At the pub finally, we were discussing; how could we have prevented something like that, how could we have caught it before the users did, and how could we have figured it out and fixed it faster? Certainly nobody would have thought to test it, because nobody remembered it existed. Also nobody would have thought “better check we don’t have an ancient UNIX server printing PDFs” because why would that exist? Every browser and OS can just save them directly by clicking “Save as PDF”! This is where the idea of Overmind was born, you need something to discover what processes are important to your users and learn how it usually works, not just to watch what it’s told to because most of the time the thing that going to get between you and the pub on a Friday afternoon isn’t something you already knew you needed to be watching for.
Since that eventful afternoon I’ve had a lot more time to think about what the next pillar of observability needs to be in order to allow us to know what is going on in not just the few top-priority applications, but also in the vast majority of apps that have poor metrics, logs, and tracing, and that nobody would know how to interpret even if they did.
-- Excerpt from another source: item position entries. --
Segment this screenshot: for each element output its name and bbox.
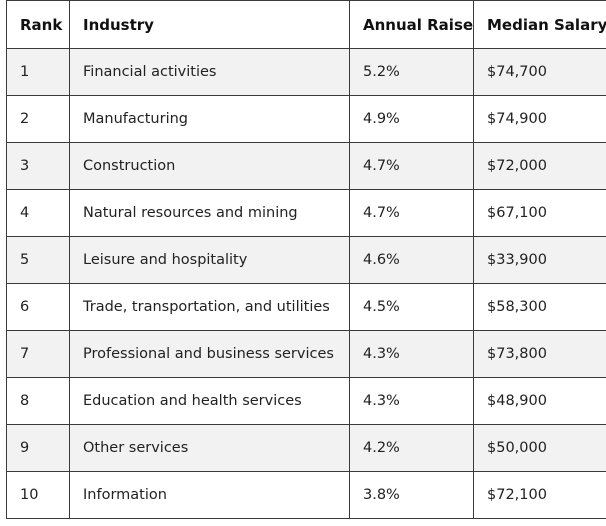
table-row: 4 Natural resources and mining 4.7% $67,… <box>6 189 606 237</box>
header-median-salary: Median Salary <box>473 0 606 49</box>
cell-industry: Manufacturing <box>69 95 350 143</box>
cell-industry: Education and health services <box>69 377 350 425</box>
header-industry: Industry <box>69 0 350 49</box>
cell-median-salary: $50,000 <box>473 424 606 472</box>
table-row: 8 Education and health services 4.3% $48… <box>6 377 606 425</box>
cell-annual-raise: 4.2% <box>349 424 474 472</box>
cell-median-salary: $73,800 <box>473 330 606 378</box>
cell-rank: 3 <box>6 142 70 190</box>
cell-industry: Trade, transportation, and utilities <box>69 283 350 331</box>
cell-annual-raise: 4.6% <box>349 236 474 284</box>
cell-rank: 4 <box>6 189 70 237</box>
cell-rank: 10 <box>6 471 70 519</box>
cell-industry: Financial activities <box>69 48 350 96</box>
cell-annual-raise: 5.2% <box>349 48 474 96</box>
table-header-row: Rank Industry Annual Raise Median Salary <box>6 0 606 49</box>
industry-table-container: Rank Industry Annual Raise Median Salary… <box>6 0 606 519</box>
header-rank: Rank <box>6 0 70 49</box>
cell-median-salary: $72,000 <box>473 142 606 190</box>
cell-annual-raise: 4.7% <box>349 189 474 237</box>
cell-rank: 2 <box>6 95 70 143</box>
cell-rank: 5 <box>6 236 70 284</box>
cell-rank: 6 <box>6 283 70 331</box>
cell-rank: 7 <box>6 330 70 378</box>
cell-median-salary: $74,900 <box>473 95 606 143</box>
cell-median-salary: $67,100 <box>473 189 606 237</box>
cell-industry: Natural resources and mining <box>69 189 350 237</box>
table-row: 10 Information 3.8% $72,100 <box>6 471 606 519</box>
cell-annual-raise: 4.3% <box>349 330 474 378</box>
cell-rank: 8 <box>6 377 70 425</box>
cell-industry: Other services <box>69 424 350 472</box>
table-row: 3 Construction 4.7% $72,000 <box>6 142 606 190</box>
table-row: 6 Trade, transportation, and utilities 4… <box>6 283 606 331</box>
table-row: 5 Leisure and hospitality 4.6% $33,900 <box>6 236 606 284</box>
cell-industry: Professional and business services <box>69 330 350 378</box>
table-row: 9 Other services 4.2% $50,000 <box>6 424 606 472</box>
cell-industry: Information <box>69 471 350 519</box>
cell-industry: Construction <box>69 142 350 190</box>
table-row: 2 Manufacturing 4.9% $74,900 <box>6 95 606 143</box>
cell-annual-raise: 4.5% <box>349 283 474 331</box>
cell-median-salary: $48,900 <box>473 377 606 425</box>
cell-annual-raise: 4.9% <box>349 95 474 143</box>
cell-industry: Leisure and hospitality <box>69 236 350 284</box>
cell-median-salary: $74,700 <box>473 48 606 96</box>
cell-median-salary: $33,900 <box>473 236 606 284</box>
cell-rank: 9 <box>6 424 70 472</box>
cell-median-salary: $58,300 <box>473 283 606 331</box>
cell-annual-raise: 4.7% <box>349 142 474 190</box>
table-row: 1 Financial activities 5.2% $74,700 <box>6 48 606 96</box>
industry-raise-table: Rank Industry Annual Raise Median Salary… <box>6 0 606 519</box>
header-annual-raise: Annual Raise <box>349 0 474 49</box>
cell-annual-raise: 4.3% <box>349 377 474 425</box>
table-row: 7 Professional and business services 4.3… <box>6 330 606 378</box>
cell-rank: 1 <box>6 48 70 96</box>
cell-median-salary: $72,100 <box>473 471 606 519</box>
cell-annual-raise: 3.8% <box>349 471 474 519</box>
Overmind will allow users to observe and traverse their cloud, kubernetes or traditional infrastructure in a unified way they have never seen before and will hopefully extend the value that people have been getting when applying observability to top-priority apps to absolutely everything in their infrastructure.
It’s already capable of mapping the config for an entire application, all the way from the issuing certificate authority for the web page, through the load balancers down to the details of the serverless function that hosts it (for example), and allowing users to explore it as a relational graph. All this is without you needing to change any application config, or even know that the application exists in advance. It’s getting better every day and I can’t wait to share more with you all.